Saturday, August 18, 2007

Almost...

Sitting here, I've realized that almost is probably the worst word ever. Period, that's it, it is the worst word in the history of the world. I mean almost, it technically means: not quite or very nearly. Its more or less the absence of being done or being happy, or being anything. I mean, I'm ALMOST done living here in California, I'm ALMOST ready to go to South Carolina, I'm ALMOST ready to move on with my life, I ALMOST feel as if I can be happy for the rest of my life, I'm ALMOST about to meet my summer-time buddy, I ALMOST everything. I just don't get it. Why would anybody want to be ALMOST. I am so ready to be done with all these ALMOST's they are driving me mad! Why in the world should I let my life ALMOST be ruled by ALMOST's. I just don't get it. I really want ALMOST to be erased from my vocabulary. But then, could I ever be complete? Do you have to first be ALMSOT before you can be complete? I mean can you go from nothing to complete?
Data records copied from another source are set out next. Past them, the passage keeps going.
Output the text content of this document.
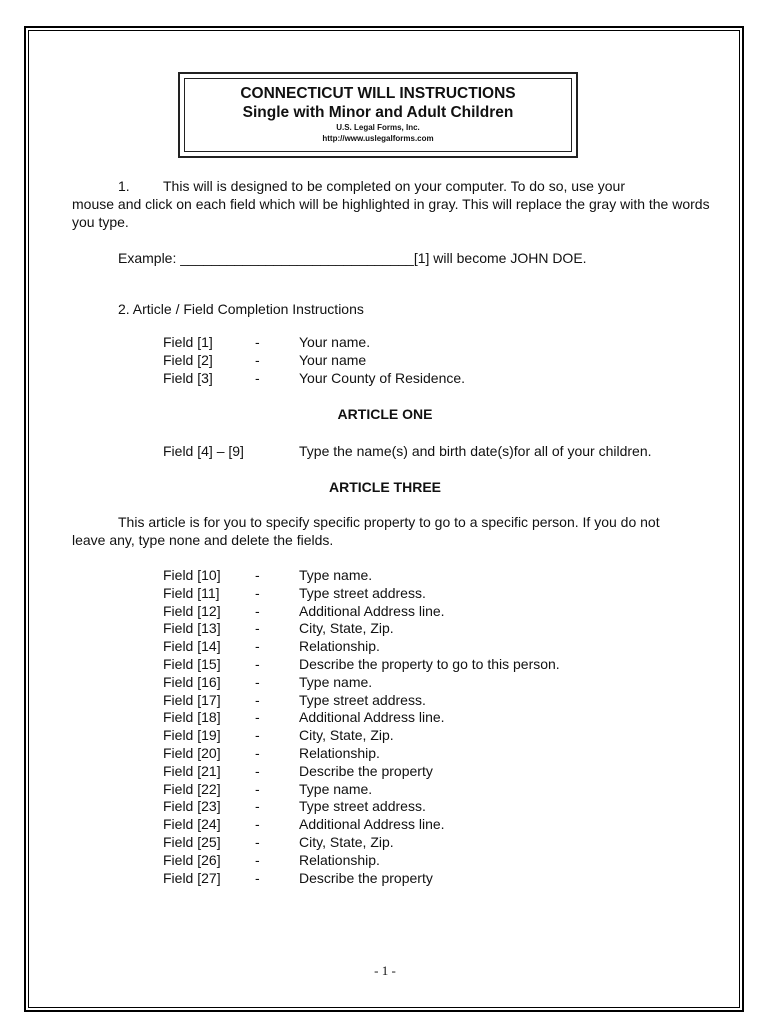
CONNECTICUT WILL INSTRUCTIONS
Single with Minor and Adult Children
U.S. Legal Forms, Inc.
http://www.uslegalforms.com
1. This will is designed to be completed on your computer. To do so, use your
mouse and click on each field which will be highlighted in gray. This will replace the gray with the words you type.
Example: ______________________________[1] will become JOHN DOE.
2. Article / Field Completion Instructions
Field [1]	-	Your name.
Field [2]	-	Your name
Field [3]	-	Your County of Residence.
ARTICLE ONE
Field [4] – [9]	Type the name(s) and birth date(s)for all of your children.
ARTICLE THREE
This article is for you to specify specific property to go to a specific person. If you do not leave any, type none and delete the fields.
Field [10]	-	Type name.
Field [11]	-	Type street address.
Field [12]	-	Additional Address line.
Field [13]	-	City, State, Zip.
Field [14]	-	Relationship.
Field [15]	-	Describe the property to go to this person.
Field [16]	-	Type name.
Field [17]	-	Type street address.
Field [18]	-	Additional Address line.
Field [19]	-	City, State, Zip.
Field [20]	-	Relationship.
Field [21]	-	Describe the property
Field [22]	-	Type name.
Field [23]	-	Type street address.
Field [24]	-	Additional Address line.
Field [25]	-	City, State, Zip.
Field [26]	-	Relationship.
Field [27]	-	Describe the property
- 1 -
If you could would that mean that I could walk outside and meet the person I am to spend the rest of my life with? If so, then I want a certain person to come by so we can see if life really can work that way. But back to ALMOST, it simply is the perfect way to describe my life right now. I am ALMOST.....I'm in between everything right now, I'm nearing the end of one life and I'm nearing the beginning of my next (hopefully better) life in the South. But, I haven't taken that first step. I mean I understand that "the first step is the hardest". And I am constantly reminded of that by those who have traveled before me but my problem is, I simply don't know whether I haven't taken the first step because I haven't seen it yet because its not yet time, or because I'm not ready to leave everything that I've known, grown up with, felt comfortable with, and needed. And everything is about to change....well ALMOST...

Thursday, August 16, 2007

Farewell Pt. 1

Wow, I'm finding out that it is REALLY hard to say goodbye to all that you have, to all that you have known, to all that you have held dear, and to all that you feel safe with.... I't hard to know that you might not ever see these familiar faces ever again, walk these familiar streets or go to these familiar stores and restaurants. Well, that is what I have to do in less than 8 days. In less than 8 days, I'm leaving California, I'm leaving the 209 and I'm going to be going off to college in South Carolina and I might be there for the rest of my life, or at least the next 4 years. And while I'm very happy to go and happy to be branching off on my own and happy to be meeting new people, it's hard to know that those I love are like a 6 hour plane flight away...but I guess that is what I wanted. I signed up for school away from my family to escape the possibility of being stifled but I can't help but to fear. I mean I know some people who will be there already but still, this is only through the internet and it's different, knowing someone online and knowing someone in person....but I guess that I'm going to find out the truth soon enough! I know I sound COMPLETELY scared to go, but I am really excited as well, it's just that well, the first step is the hardest. BUT I AM READY TO GO...i hope!